Мой друг Адольф, мой враг Гитлер — страница 16 из 66

Тогда ли он приобрел свои наклонности, из-за которых стал пользоваться дурной славой, – вопрос открытый. Безусловно, в войну он, как и нормальные мужчины, интересовался женщинами, а некоторые говорят, что он стал гомосексуалистом после двух лет изгнания, проведенных в Боливии, в конце двадцатых годов. Но если Гитлер и не был тогда явным извращенцем, вокруг него такими были очень многие. Гайнс и еще пара лидеров патриотических организаций получили известность из-за пристрастий такого рода. И когда я вспоминаю свои ранние контакты с нацистским рекрутером, то понимаю, что вокруг Гитлера было слишком много людей такого склада.

Частью его смутного сексуального облика, который только начинал интересовать меня, было то, что, мягко говоря, он не испытывал явного отвращения к гомосексуалистам. Думаю, верно, что в любом подобном мужском движении, где во главе стоит один мужчина, непременно найдутся неявные сексуальные извращенцы. Такие обожатели мужчин всегда притягиваются друг к другу, и, благодаря тесной связи внутри группы и взаимной поддержке, им, как правило, удается занять некоторые ключевые посты. Но балты и пруссаки, которые составляли большую часть этих организаций, казалось, не разделяли моих опасений. «Не волнуйтесь, эти люди будут драться как львы против большевиков. Они будут как спартанцы древности, – говорили они. – Когда они попадают на фронт к врагу, для них это становится своего рода Liebestod[25]». Гитлер всегда уклонялся от этой темы. «Мои самые приверженные последователи не должны быть женатыми мужчинами с женами и детьми, – заявлял он. – Люди, связанные семейными узами, не годятся для уличной борьбы».

Именно в компании Рема я снова увидел Генриха Гиммлера, однако их связь была не той, о которой вы могли подумать.
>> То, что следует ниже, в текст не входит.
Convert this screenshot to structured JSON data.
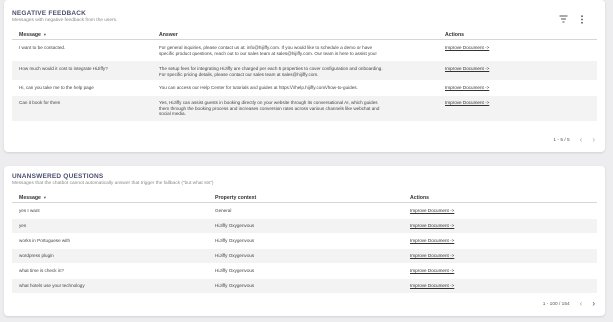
{
  "negative": {
    "title": "NEGATIVE FEEDBACK",
    "subtitle": "Messages with negative feedback from the users.",
    "columns": {
      "message": "Message",
      "answer": "Answer",
      "actions": "Actions"
    },
    "rows": [
      {
        "message": "I want to be contacted.",
        "answer_line1": "For general inquiries, please contact us at: info@hijiffy.com. If you would like to schedule a demo or have",
        "answer_line2": "specific product questions, reach out to our sales team at sales@hijiffy.com. Our team is here to assist you!",
        "action": "Improve Document ->"
      },
      {
        "message": "How much would it cost to integrate HiJiffy?",
        "answer_line1": "The setup fees for integrating HiJiffy are charged per each 5 properties to cover configuration and onboarding.",
        "answer_line2": "For specific pricing details, please contact our sales team at sales@hijiffy.com.",
        "action": "Improve Document ->"
      },
      {
        "message": "Hi, can you take me to the help page",
        "answer_line1": "You can access our Help Center for tutorials and guides at https:\\/\\/help.hijiffy.com\\/how-to-guides.",
        "answer_line2": "",
        "action": "Improve Document ->"
      },
      {
        "message": "Can it book for them",
        "answer_line1": "Yes, HiJiffy can assist guests in booking directly on your website through its conversational AI, which guides",
        "answer_line2": "them through the booking process and increases conversion rates across various channels like webchat and",
        "answer_line3": "social media.",
        "action": "Improve Document ->"
      }
    ],
    "pagination": "1 - 5 / 5"
  },
  "unanswered": {
    "title": "UNANSWERED QUESTIONS",
    "subtitle": "Messages that the chatbot cannot automatically answer that trigger the fallback (\"but what sts\")",
    "columns": {
      "message": "Message",
      "property": "Property context",
      "actions": "Actions"
    },
    "rows": [
      {
        "message": "yes I want",
        "property": "General",
        "action": "Improve Document ->"
      },
      {
        "message": "yes",
        "property": "HiJiffy Oxygenvous",
        "action": "Improve Document ->"
      },
      {
        "message": "works in Portuguese with",
        "property": "HiJiffy Oxygenvous",
        "action": "Improve Document ->"
      },
      {
        "message": "wordpress plugin",
        "property": "HiJiffy Oxygenvous",
        "action": "Improve Document ->"
      },
      {
        "message": "what time is check in?",
        "property": "HiJiffy Oxygenvous",
        "action": "Improve Document ->"
      },
      {
        "message": "what hotels use your technology",
        "property": "HiJiffy Oxygenvous",
        "action": "Improve Document ->"
      }
    ],
    "pagination": "1 - 100 / 154"
  }
}
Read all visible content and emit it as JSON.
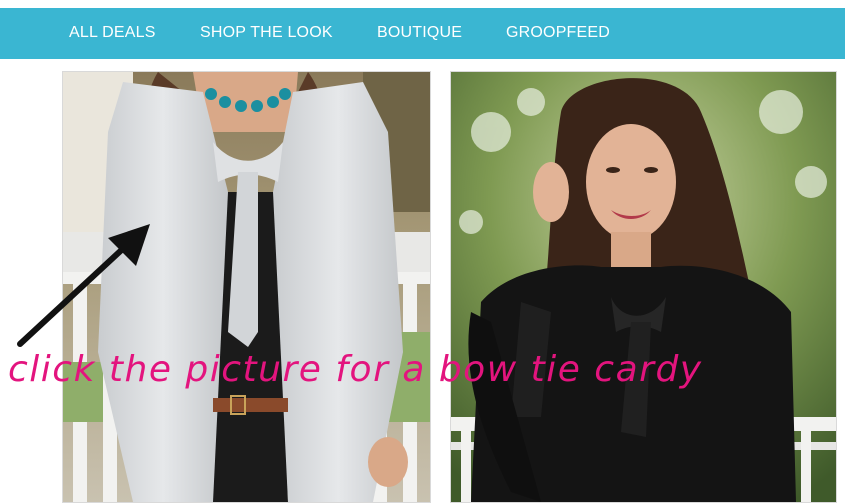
{
  "nav": {
    "items": [
      {
        "label": "ALL DEALS"
      },
      {
        "label": "SHOP THE LOOK"
      },
      {
        "label": "BOUTIQUE"
      },
      {
        "label": "GROOPFEED"
      }
    ]
  },
  "main": {
    "annotation": "click the picture for a bow tie cardy"
  },
  "colors": {
    "nav_bg": "#3ab6d2",
    "annotation": "#e3147e"
  },
  "icons": [
    "arrow-icon"
  ]
}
Школьный подхалим стал своего рода адъютантом, который занимался административными вопросами в «Рейхскригсфлагге», пока Рем исполнял свои военные обязанности. У него было бледное, круглое, бесстрастное лицо, почти как у монгола, и выглядел он совершенно безобидно. Никогда в те годы я не слышал, чтобы он поддерживал расистские теории, хотя впоследствии Гиммлер стал одним из самых ярых их поклонников. В то время когда я потерял его из виду, он учился на хирурга-ветеринара, кажется в Вайгенштефане, но, думаю, так и не закончил обучение. Возможно, это было лишь одним из этапов обучения на сельскохозяйственного управляющего, но, как мне кажется, имея дело с беззащитными животными, он приобрел равнодушие к страданиям, которое потом стало одной из самых пугающих его черт. Тем не менее у нас было общее баварское прошлое, кроме того, я учился у его отца, что вместе добавило немного теплоты в наше знакомство. Он всегда относился ко мне вежливо и приветливо, даже по-дружески.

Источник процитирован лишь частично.